People often ask me, “How is your department able to manage so many machines with such a small number of sysadmins?” The answer is that my basic philosophy of large-scale system administration is “keep things simple”. Complexity is the enemy. It almost always means more system management overhead and more failures. It's fairly straightforward for a single experienced Linux sysadmin to single-handedly manage a cluster of a thousand machines, as long as all of the systems are identical (or nearly identical). Start throwing in one-off servers with custom partitioning or additional NICs, and things start to become more difficult, and the number of sysadmins required to keep things running starts to increase.
An arsenal of weapons in the form of a complete box of system administration tools and techniques is vital if you plan to manage a large Linux environment effectively. In the past, you probably would be forced to roll your own large-scale system administration utilities. The good news is that compared to five or six years ago, many open-source applications now make managing even large clusters relatively straightforward.
System administrators know that monitoring is essential. I think Linux sysadmins especially have a natural tendency to be concerned with every possible aspect of their systems. We love to watch the number of running processes, memory consumption and network throughput on all our machines, but in the world of large-scale system administration, this mindset can be a liability. This is especially true when it comes to alerting. The problem with alerting on every potential hiccup is that you'll either go insane from the constant flood of e-mail and pages, or even worse, you'll start ignoring the alerts. Neither of those situations is desirable. The solution? Configure your monitoring system to alert only on actionable conditions—things that cause an interruption in service. For every monitoring check you enable, ask yourself “What action must be taken if this check triggers an alert?” If the answer is “nothing”, it's probably better not to enable the check.

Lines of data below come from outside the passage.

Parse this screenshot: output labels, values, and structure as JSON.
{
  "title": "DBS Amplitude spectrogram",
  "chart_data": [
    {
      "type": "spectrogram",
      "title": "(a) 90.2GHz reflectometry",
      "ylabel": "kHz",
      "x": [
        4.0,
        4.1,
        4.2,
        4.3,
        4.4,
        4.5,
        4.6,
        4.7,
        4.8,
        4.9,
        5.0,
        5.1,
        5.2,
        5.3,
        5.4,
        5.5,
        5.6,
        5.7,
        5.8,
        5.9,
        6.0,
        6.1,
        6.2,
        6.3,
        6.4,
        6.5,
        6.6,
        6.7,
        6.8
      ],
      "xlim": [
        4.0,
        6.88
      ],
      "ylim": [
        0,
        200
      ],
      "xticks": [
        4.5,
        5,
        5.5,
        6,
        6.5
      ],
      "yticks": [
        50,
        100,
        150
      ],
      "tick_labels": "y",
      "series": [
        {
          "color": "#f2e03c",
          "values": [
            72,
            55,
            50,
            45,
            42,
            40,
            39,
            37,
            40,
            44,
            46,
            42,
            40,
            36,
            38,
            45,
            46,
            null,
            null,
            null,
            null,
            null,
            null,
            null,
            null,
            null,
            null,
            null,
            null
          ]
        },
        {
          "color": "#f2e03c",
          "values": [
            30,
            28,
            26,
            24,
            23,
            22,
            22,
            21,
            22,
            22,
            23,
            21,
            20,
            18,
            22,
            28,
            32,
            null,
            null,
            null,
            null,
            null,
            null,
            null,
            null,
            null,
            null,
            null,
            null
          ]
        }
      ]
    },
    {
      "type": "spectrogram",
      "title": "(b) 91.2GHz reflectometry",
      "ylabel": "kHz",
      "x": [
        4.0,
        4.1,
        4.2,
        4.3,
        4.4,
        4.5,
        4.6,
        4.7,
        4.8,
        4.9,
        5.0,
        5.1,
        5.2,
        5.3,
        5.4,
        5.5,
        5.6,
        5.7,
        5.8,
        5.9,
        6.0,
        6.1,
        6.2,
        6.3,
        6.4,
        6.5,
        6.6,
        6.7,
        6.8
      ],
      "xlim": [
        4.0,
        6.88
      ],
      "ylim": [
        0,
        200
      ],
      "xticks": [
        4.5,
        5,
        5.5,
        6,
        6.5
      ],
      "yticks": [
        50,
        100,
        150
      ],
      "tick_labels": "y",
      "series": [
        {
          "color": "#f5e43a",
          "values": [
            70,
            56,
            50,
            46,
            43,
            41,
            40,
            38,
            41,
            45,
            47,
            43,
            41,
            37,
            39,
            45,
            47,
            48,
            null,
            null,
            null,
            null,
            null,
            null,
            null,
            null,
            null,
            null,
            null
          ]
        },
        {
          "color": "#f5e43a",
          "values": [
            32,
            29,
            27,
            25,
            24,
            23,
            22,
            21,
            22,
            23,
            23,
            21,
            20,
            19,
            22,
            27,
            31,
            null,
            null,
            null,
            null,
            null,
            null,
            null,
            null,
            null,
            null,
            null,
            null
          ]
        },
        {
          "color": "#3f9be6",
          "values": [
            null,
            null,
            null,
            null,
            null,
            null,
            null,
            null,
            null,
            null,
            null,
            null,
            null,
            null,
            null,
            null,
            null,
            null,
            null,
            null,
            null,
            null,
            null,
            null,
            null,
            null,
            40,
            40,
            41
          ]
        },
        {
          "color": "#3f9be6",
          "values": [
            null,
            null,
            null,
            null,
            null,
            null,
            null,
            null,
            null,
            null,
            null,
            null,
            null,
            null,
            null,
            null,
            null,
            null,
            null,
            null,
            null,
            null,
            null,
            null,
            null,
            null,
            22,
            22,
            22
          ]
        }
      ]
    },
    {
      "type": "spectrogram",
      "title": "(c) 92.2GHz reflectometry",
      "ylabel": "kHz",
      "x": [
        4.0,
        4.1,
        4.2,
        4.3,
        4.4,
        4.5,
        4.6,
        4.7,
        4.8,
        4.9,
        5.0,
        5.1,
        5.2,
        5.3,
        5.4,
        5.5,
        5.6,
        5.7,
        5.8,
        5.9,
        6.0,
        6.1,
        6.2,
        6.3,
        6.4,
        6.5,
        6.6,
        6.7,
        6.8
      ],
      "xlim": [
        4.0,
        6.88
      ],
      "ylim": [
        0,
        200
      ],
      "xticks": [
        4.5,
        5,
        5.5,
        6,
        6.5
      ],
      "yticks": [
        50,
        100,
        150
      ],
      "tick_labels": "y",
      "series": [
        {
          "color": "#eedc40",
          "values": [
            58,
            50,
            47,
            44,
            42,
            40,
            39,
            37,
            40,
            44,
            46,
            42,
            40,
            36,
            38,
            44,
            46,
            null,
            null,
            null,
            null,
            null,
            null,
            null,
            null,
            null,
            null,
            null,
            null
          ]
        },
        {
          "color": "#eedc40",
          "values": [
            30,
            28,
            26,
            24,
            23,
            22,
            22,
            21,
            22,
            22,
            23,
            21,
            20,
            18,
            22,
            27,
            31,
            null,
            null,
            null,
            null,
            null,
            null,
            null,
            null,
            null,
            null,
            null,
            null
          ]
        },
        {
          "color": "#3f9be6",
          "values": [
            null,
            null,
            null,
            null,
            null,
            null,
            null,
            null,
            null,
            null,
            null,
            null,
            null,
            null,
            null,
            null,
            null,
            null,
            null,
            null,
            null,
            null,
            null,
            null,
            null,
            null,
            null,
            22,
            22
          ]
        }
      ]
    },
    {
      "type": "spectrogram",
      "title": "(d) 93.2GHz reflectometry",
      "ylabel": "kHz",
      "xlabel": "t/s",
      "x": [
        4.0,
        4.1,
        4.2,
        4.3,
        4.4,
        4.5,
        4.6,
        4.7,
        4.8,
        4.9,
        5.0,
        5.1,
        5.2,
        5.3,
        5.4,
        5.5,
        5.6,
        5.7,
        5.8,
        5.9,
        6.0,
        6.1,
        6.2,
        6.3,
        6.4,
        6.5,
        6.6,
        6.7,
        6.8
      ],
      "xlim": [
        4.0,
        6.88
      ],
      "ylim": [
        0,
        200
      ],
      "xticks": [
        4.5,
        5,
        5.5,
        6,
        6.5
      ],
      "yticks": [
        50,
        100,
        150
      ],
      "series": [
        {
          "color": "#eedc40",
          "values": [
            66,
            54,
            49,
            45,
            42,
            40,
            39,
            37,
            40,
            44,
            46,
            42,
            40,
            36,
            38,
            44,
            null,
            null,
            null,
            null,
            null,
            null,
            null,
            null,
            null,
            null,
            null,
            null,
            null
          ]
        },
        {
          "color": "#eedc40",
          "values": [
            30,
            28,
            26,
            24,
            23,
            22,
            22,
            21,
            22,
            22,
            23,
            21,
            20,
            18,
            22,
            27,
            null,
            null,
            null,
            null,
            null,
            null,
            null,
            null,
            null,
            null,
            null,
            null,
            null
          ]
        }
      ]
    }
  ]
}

If you were asked to name the first monitoring application that comes to mind, it probably would be Nagios. Used by just about everyone, Nagios is currently the king of open-source monitoring tools.
Zabbix sports a slick Web interface that is sure to make any manager happy. Zabbix scales well and might be posed to give Nagios a run for its money.
Ganglia is one of those must-have tools for Linux environments of any size. Its strengths include trending and performance monitoring.
I think it's smart to differentiate monitoring further into critical and noncritical alerts. E-mail and pager alerts should be reserved for things that require immediate action—for example, important systems that aren't pingable, full filesystems, degraded RAIDs and so on. Noncritical things, like NIS timeouts, instead should be displayed on a Web page that can be viewed when you get back from lunch. Also consider writing checks that automatically correct whatever condition they are monitoring. Instead of your script sending you an e-mail when Apache dies, why not have it try restarting httpd automatically? If you go the auto-correcting “self-healing” route, I'd recommend logging whatever action your script takes so you can troubleshoot the failure later.
When selecting a monitoring tool in a large environment, you have to think about scalability. I have seen both Zabbix and Nagios used to monitor in excess of 1,500 machines and implement tens of thousands of checks. Even with these tools, you might want to scale horizontally by dividing your machines into logical groups and then running a single monitoring server per group. This will increase complexity, but if done correctly, it will also prevent your monitoring infrastructure from going up in flames.